Accrochez vos portefeuilles, ça va piquer ! MSI s’apprête à augmenter le prix de ses laptops gaming et cartes graphiques de 15 à 30% . La raison ? Une pénurie mondiale de mémoire qui dure et des coûts de composants qui flambent.
Le constructeur taïwanais, qui n’a plus qu' »un à deux mois de stocks sécurisés », doit répercuter la hausse des DRAM fournies par Samsung et SK Hynix. Conséquence : MSI va prioriser les produits haut de gamme, et le marché PC pourrait se contracter de 10 à 20% en 2026. Les RTX 5050, moins rentables, pourraient même être en danger. Le gaming devient un sport de luxe.
Vous vouliez un PC gamer ? Il va falloir y mettre le prix
Si vous aviez prévu de vous offrir un beau PC gaming cette année, on vous conseille de vous asseoir avant de lire la suite. Vous savez, cette petite lumière au bout du tunnel qui vous faisait espérer des prix plus doux ? C’était un mirage. MSI, le géant taïwanais des composants et laptops, vient de confirmer ce que l’on redoutait tous : les prix vont flamber. Et pas qu’un peu.
Pourquoi ma future carte graphique coûte aussi cher qu’un loyer ?
L’information vient tout droit d’un récent briefing investisseurs rapporté par le Taipei Times . Le patron de MSI, Jeans Huang, a été cash : l’année 2026 s’annonce comme « la plus difficile » depuis la création de l’entreprise. La raison ? Un parfait cocktail explosif entre une pénurie de mémoires et une offre de GPU Nvidia sous tension. Conséquence directe pour le portefeuille : une hausse des prix de 15 à 30% sur les laptops gaming et les cartes graphiques. Pour ceux qui comptaient sur une petite configuration au rabais pour Noël, il va falloir revoir la copie.

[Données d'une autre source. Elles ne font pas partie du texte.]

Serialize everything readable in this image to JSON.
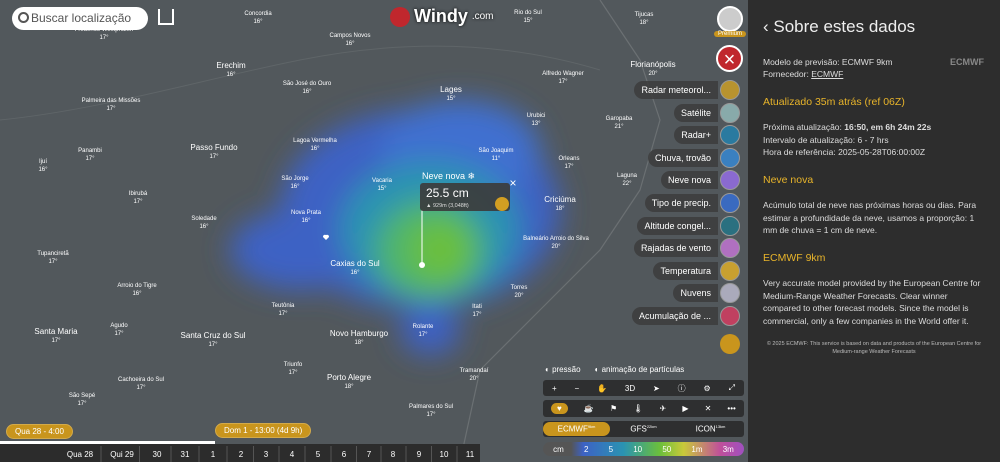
{
  "search": {
    "placeholder": "Buscar localização"
  },
  "logo": {
    "text": "Windy",
    "suffix": ".com"
  },
  "cities": [
    {
      "name": "Concordia",
      "temp": "16°"
    },
    {
      "name": "Campos Novos",
      "temp": "16°"
    },
    {
      "name": "Rio do Sul",
      "temp": "15°"
    },
    {
      "name": "Tijucas",
      "temp": "18°"
    },
    {
      "name": "Frederico Westphalen",
      "temp": "17°"
    },
    {
      "name": "Erechim",
      "temp": "16°"
    },
    {
      "name": "São José do Ouro",
      "temp": "16°"
    },
    {
      "name": "Lages",
      "temp": "15°"
    },
    {
      "name": "Alfredo Wagner",
      "temp": "17°"
    },
    {
      "name": "Florianópolis",
      "temp": "20°"
    },
    {
      "name": "Palmeira das Missões",
      "temp": "17°"
    },
    {
      "name": "Urubici",
      "temp": "13°"
    },
    {
      "name": "Garopaba",
      "temp": "21°"
    },
    {
      "name": "Passo Fundo",
      "temp": "17°"
    },
    {
      "name": "Lagoa Vermelha",
      "temp": "16°"
    },
    {
      "name": "São Joaquim",
      "temp": "11°"
    },
    {
      "name": "Orleans",
      "temp": "17°"
    },
    {
      "name": "Panambi",
      "temp": "17°"
    },
    {
      "name": "Ijuí",
      "temp": "16°"
    },
    {
      "name": "São Jorge",
      "temp": "16°"
    },
    {
      "name": "Vacaria",
      "temp": "15°"
    },
    {
      "name": "Laguna",
      "temp": "22°"
    },
    {
      "name": "Ibirubá",
      "temp": "17°"
    },
    {
      "name": "Criciúma",
      "temp": "18°"
    },
    {
      "name": "Nova Prata",
      "temp": "16°"
    },
    {
      "name": "Soledade",
      "temp": "16°"
    },
    {
      "name": "Balneário Arroio do Silva",
      "temp": "20°"
    },
    {
      "name": "Tupanciretã",
      "temp": "17°"
    },
    {
      "name": "Caxias do Sul",
      "temp": "16°"
    },
    {
      "name": "Arroio do Tigre",
      "temp": "16°"
    },
    {
      "name": "Torres",
      "temp": "20°"
    },
    {
      "name": "Teutônia",
      "temp": "17°"
    },
    {
      "name": "Itati",
      "temp": "17°"
    },
    {
      "name": "Agudo",
      "temp": "17°"
    },
    {
      "name": "Rolante",
      "temp": "17°"
    },
    {
      "name": "Santa Maria",
      "temp": "17°"
    },
    {
      "name": "Santa Cruz do Sul",
      "temp": "17°"
    },
    {
      "name": "Novo Hamburgo",
      "temp": "18°"
    },
    {
      "name": "Triunfo",
      "temp": "17°"
    },
    {
      "name": "Tramandaí",
      "temp": "20°"
    },
    {
      "name": "Porto Alegre",
      "temp": "18°"
    },
    {
      "name": "Cachoeira do Sul",
      "temp": "17°"
    },
    {
      "name": "São Sepé",
      "temp": "17°"
    },
    {
      "name": "Palmares do Sul",
      "temp": "17°"
    }
  ],
  "popup": {
    "title": "Neve nova ❄",
    "value": "25.5 cm",
    "elevation": "▲ 929m (3,048ft)"
  },
  "account": {
    "badge": "Premium"
  },
  "layers": [
    "Radar meteorol...",
    "Satélite",
    "Radar+",
    "Chuva, trovão",
    "Neve nova",
    "Tipo de precip.",
    "Altitude congel...",
    "Rajadas de vento",
    "Temperatura",
    "Nuvens",
    "Acumulação de ..."
  ],
  "toggles": [
    "pressão",
    "animação de partículas"
  ],
  "toolbar": {
    "mode": "3D"
  },
  "models": [
    {
      "name": "ECMWF",
      "res": "9km"
    },
    {
      "name": "GFS",
      "res": "22km"
    },
    {
      "name": "ICON",
      "res": "13km"
    }
  ],
  "legend": [
    "cm",
    "2",
    "5",
    "10",
    "50",
    "1m",
    "3m"
  ],
  "timeline": {
    "current": "Qua 28 - 4:00",
    "selected": "Dom 1 - 13:00 (4d 9h)",
    "days": [
      "Qua 28",
      "Qui 29",
      "30",
      "31",
      "1",
      "2",
      "3",
      "4",
      "5",
      "6",
      "7",
      "8",
      "9",
      "10",
      "11"
    ]
  },
  "panel": {
    "title": "Sobre estes dados",
    "model": "Modelo de previsão: ECMWF 9km",
    "provider_label": "Fornecedor:",
    "provider": "ECMWF",
    "provider_logo": "ECMWF",
    "updated": "Atualizado 35m atrás (ref 06Z)",
    "next_label": "Próxima atualização:",
    "next_value": "16:50,  em 6h 24m 22s",
    "interval": "Intervalo de atualização: 6 - 7 hrs",
    "reference": "Hora de referência: 2025-05-28T06:00:00Z",
    "layer_heading": "Neve nova",
    "layer_text": "Acúmulo total de neve nas próximas horas ou dias. Para estimar a profundidade da neve, usamos a proporção: 1 mm de chuva = 1 cm de neve.",
    "model_heading": "ECMWF 9km",
    "model_text": "Very accurate model provided by the European Centre for Medium-Range Weather Forecasts. Clear winner compared to other forecast models. Since the model is commercial, only a few companies in the World offer it.",
    "footer": "© 2025 ECMWF: This service is based on data and products of the European Centre for Medium-range Weather Forecasts"
  }
}
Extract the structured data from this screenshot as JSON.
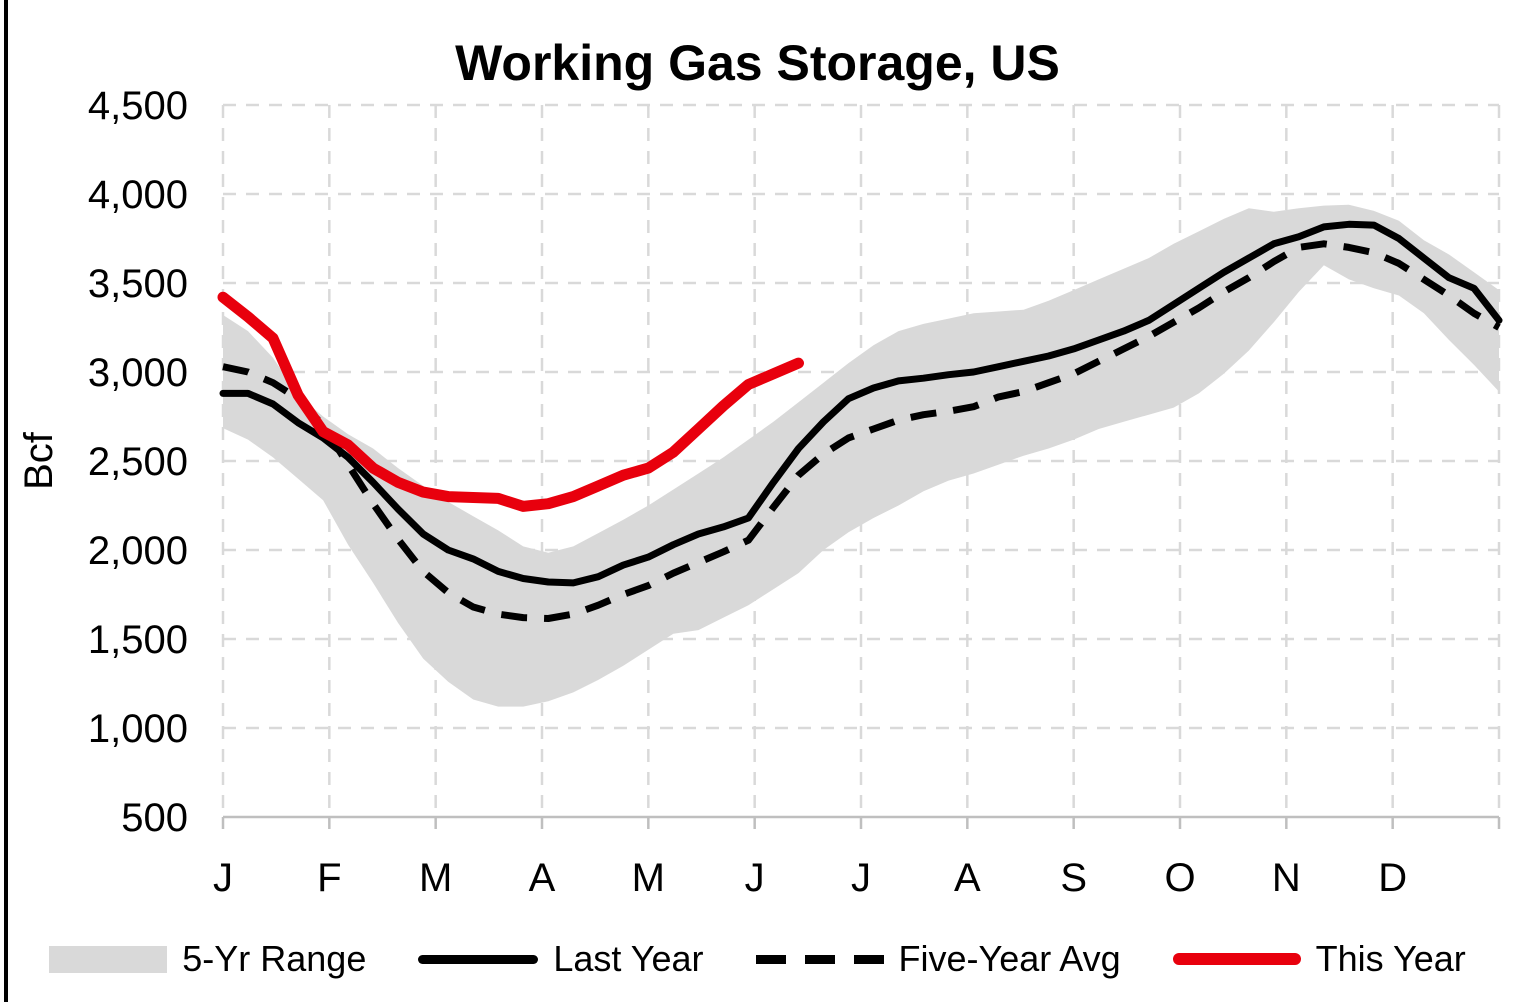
{
  "title": "Working Gas Storage, US",
  "y_axis": {
    "label": "Bcf",
    "tick_labels": [
      "4,500",
      "4,000",
      "3,500",
      "3,000",
      "2,500",
      "2,000",
      "1,500",
      "1,000",
      "500"
    ],
    "tick_values": [
      4500,
      4000,
      3500,
      3000,
      2500,
      2000,
      1500,
      1000,
      500
    ]
  },
  "x_axis": {
    "month_labels": [
      "J",
      "F",
      "M",
      "A",
      "M",
      "J",
      "J",
      "A",
      "S",
      "O",
      "N",
      "D"
    ]
  },
  "legend": {
    "items": [
      {
        "label": "5-Yr Range",
        "swatch": "gray-band"
      },
      {
        "label": "Last Year",
        "swatch": "black-solid-line"
      },
      {
        "label": "Five-Year Avg",
        "swatch": "black-dashed-line"
      },
      {
        "label": "This Year",
        "swatch": "red-solid-line"
      }
    ]
  },
  "colors": {
    "band": "#d9d9d9",
    "gridline": "#d9d9d9",
    "axis": "#bfbfbf",
    "last_year": "#000000",
    "five_year_avg": "#000000",
    "this_year": "#e8000d",
    "text": "#000000"
  },
  "chart_data": {
    "type": "line",
    "title": "Working Gas Storage, US",
    "ylabel": "Bcf",
    "ylim": [
      500,
      4500
    ],
    "y_tick_step": 500,
    "x_categories": [
      "J",
      "F",
      "M",
      "A",
      "M",
      "J",
      "J",
      "A",
      "S",
      "O",
      "N",
      "D"
    ],
    "x_resolution": "weekly, 52 points Jan-Dec",
    "grid": "dashed gray, both axes",
    "legend_position": "bottom",
    "band": {
      "name": "5-Yr Range",
      "color": "#d9d9d9",
      "max": [
        3320,
        3230,
        3080,
        2870,
        2750,
        2650,
        2570,
        2460,
        2360,
        2270,
        2190,
        2110,
        2020,
        1985,
        2020,
        2095,
        2170,
        2250,
        2340,
        2430,
        2520,
        2620,
        2720,
        2830,
        2940,
        3050,
        3150,
        3230,
        3270,
        3300,
        3330,
        3340,
        3350,
        3400,
        3460,
        3520,
        3580,
        3640,
        3720,
        3790,
        3860,
        3920,
        3900,
        3920,
        3935,
        3940,
        3905,
        3850,
        3740,
        3660,
        3560,
        3460
      ],
      "min": [
        2685,
        2620,
        2520,
        2400,
        2280,
        2030,
        1815,
        1590,
        1390,
        1260,
        1160,
        1120,
        1120,
        1150,
        1200,
        1270,
        1350,
        1440,
        1530,
        1550,
        1620,
        1690,
        1780,
        1870,
        2000,
        2100,
        2180,
        2250,
        2330,
        2390,
        2430,
        2480,
        2530,
        2570,
        2620,
        2680,
        2720,
        2760,
        2800,
        2880,
        2990,
        3120,
        3280,
        3450,
        3600,
        3520,
        3470,
        3430,
        3330,
        3180,
        3040,
        2890
      ]
    },
    "series": [
      {
        "name": "Five-Year Avg",
        "style": "dashed",
        "color": "#000000",
        "stroke_width": 7,
        "values": [
          3030,
          3000,
          2940,
          2850,
          2700,
          2480,
          2260,
          2060,
          1880,
          1760,
          1680,
          1640,
          1620,
          1615,
          1640,
          1690,
          1750,
          1800,
          1870,
          1930,
          1990,
          2055,
          2240,
          2420,
          2540,
          2630,
          2680,
          2730,
          2760,
          2780,
          2805,
          2860,
          2890,
          2940,
          2990,
          3060,
          3130,
          3200,
          3280,
          3360,
          3450,
          3530,
          3620,
          3700,
          3720,
          3700,
          3670,
          3610,
          3520,
          3430,
          3330,
          3250
        ]
      },
      {
        "name": "Last Year",
        "style": "solid",
        "color": "#000000",
        "stroke_width": 7,
        "values": [
          2880,
          2880,
          2820,
          2715,
          2630,
          2520,
          2380,
          2230,
          2090,
          2000,
          1950,
          1880,
          1840,
          1820,
          1815,
          1850,
          1915,
          1960,
          2030,
          2090,
          2130,
          2180,
          2380,
          2570,
          2720,
          2850,
          2910,
          2950,
          2965,
          2985,
          3000,
          3030,
          3060,
          3090,
          3130,
          3180,
          3230,
          3290,
          3380,
          3470,
          3560,
          3640,
          3720,
          3760,
          3815,
          3830,
          3825,
          3750,
          3640,
          3530,
          3470,
          3290
        ]
      },
      {
        "name": "This Year",
        "style": "solid",
        "color": "#e8000d",
        "stroke_width": 11,
        "values": [
          3420,
          3310,
          3190,
          2870,
          2665,
          2590,
          2460,
          2380,
          2325,
          2300,
          2295,
          2290,
          2245,
          2260,
          2300,
          2360,
          2420,
          2460,
          2550,
          2680,
          2810,
          2930,
          2990,
          3050
        ]
      }
    ]
  }
}
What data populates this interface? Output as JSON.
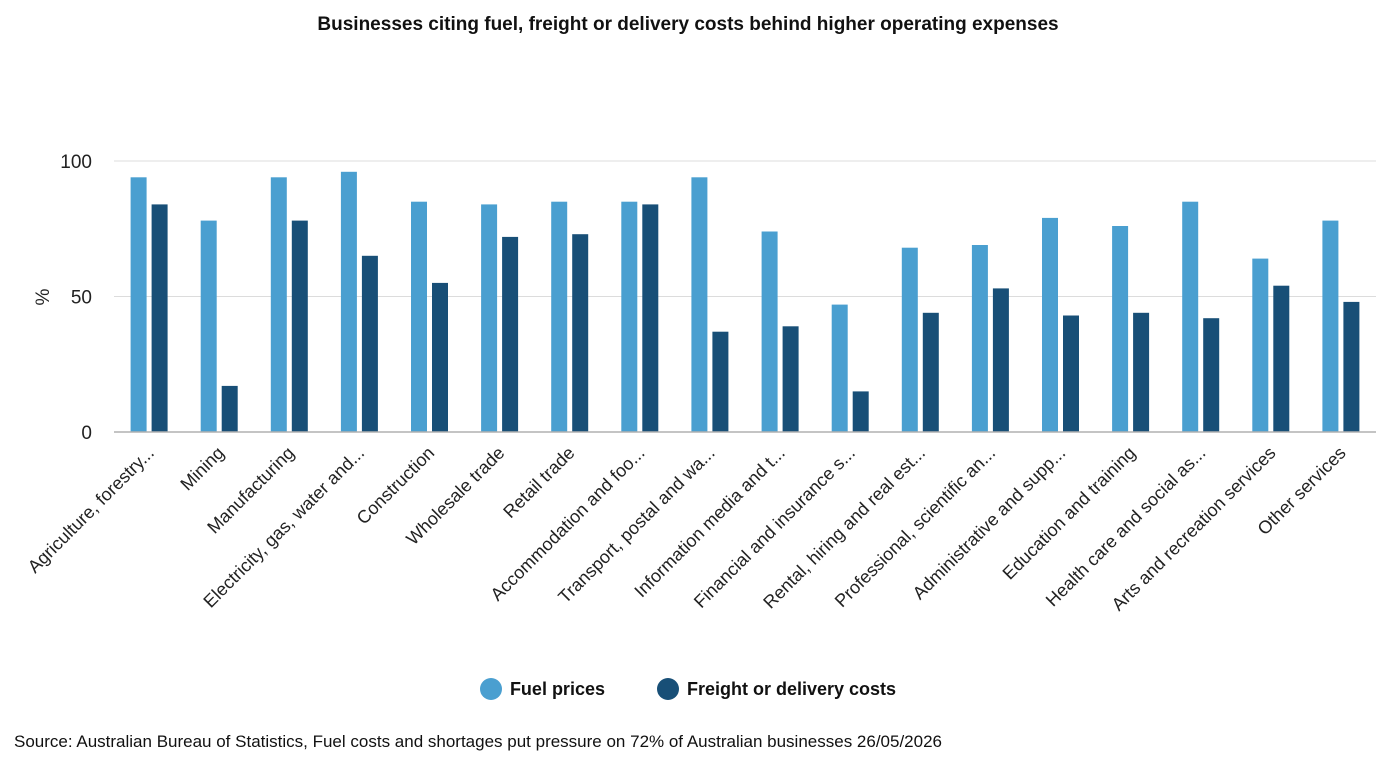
{
  "colors": {
    "fuel": "#4a9fd0",
    "freight": "#184f77",
    "grid": "#dcdcdc",
    "axis": "#b0b0b0"
  },
  "source": "Source: Australian Bureau of Statistics, Fuel costs and shortages put pressure on 72% of Australian businesses 26/05/2026",
  "chart_data": {
    "type": "bar",
    "title": "Businesses citing fuel, freight or delivery costs behind higher operating expenses",
    "xlabel": "",
    "ylabel": "%",
    "ylim": [
      0,
      100
    ],
    "yticks": [
      0,
      50,
      100
    ],
    "grid": true,
    "legend_position": "bottom",
    "categories": [
      "Agriculture, forestry...",
      "Mining",
      "Manufacturing",
      "Electricity, gas, water and...",
      "Construction",
      "Wholesale trade",
      "Retail trade",
      "Accommodation and foo...",
      "Transport, postal and wa...",
      "Information media and t...",
      "Financial and insurance s...",
      "Rental, hiring and real est...",
      "Professional, scientific an...",
      "Administrative and supp...",
      "Education and training",
      "Health care and social as...",
      "Arts and recreation services",
      "Other services"
    ],
    "series": [
      {
        "name": "Fuel prices",
        "values": [
          94,
          78,
          94,
          96,
          85,
          84,
          85,
          85,
          94,
          74,
          47,
          68,
          69,
          79,
          76,
          85,
          64,
          78
        ]
      },
      {
        "name": "Freight or delivery costs",
        "values": [
          84,
          17,
          78,
          65,
          55,
          72,
          73,
          84,
          37,
          39,
          15,
          44,
          53,
          43,
          44,
          42,
          54,
          48
        ]
      }
    ]
  }
}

Pour comprendre ce chaos, il faut regarder du côté des composants. Un simple module de 16 Go de RAM, qui coûtait environ 40 dollars (environ 35 euros) au printemps 2025, atteint aujourd’hui des sommets vertigineux entre 170 (environ 150 euros) et 180 dollars (environ 160 euros). C’est une augmentation de plus de 300% en à peine un an ! Face à cette déraison, les fournisseurs comme Samsung et SK Hynix refusent de s’engager sur le long terme, et MSI l’admet : ses stocks de mémoire sécurisés ne tiennent qu’ « un à deux mois ». Autant dire que la suite s’annonce tendue.
Est-ce que ma future RTX 5050 va vraiment exister ou est-ce un mythe ?
Pendant que les prix montent, les quantités, elles, dégringolent. Nvidia, qui doit nourrir la machine insatiable de l’intelligence artificielle, livre environ 20% de GPU en moins sur le marché gaming. Résultat, MSI va devoir faire des choix. Et devinez quoi ? Ce ne sont pas les petits budgets qui vont être gâtés. La stratégie est claire : vendre moins, mais vendre plus cher. L’accent sera mis sur les modèles premium comme les RTX 5060, 5070. Il y aura aussi les très convoitées RTX 5080 et 5090, dont les prix atteignent déjà des records.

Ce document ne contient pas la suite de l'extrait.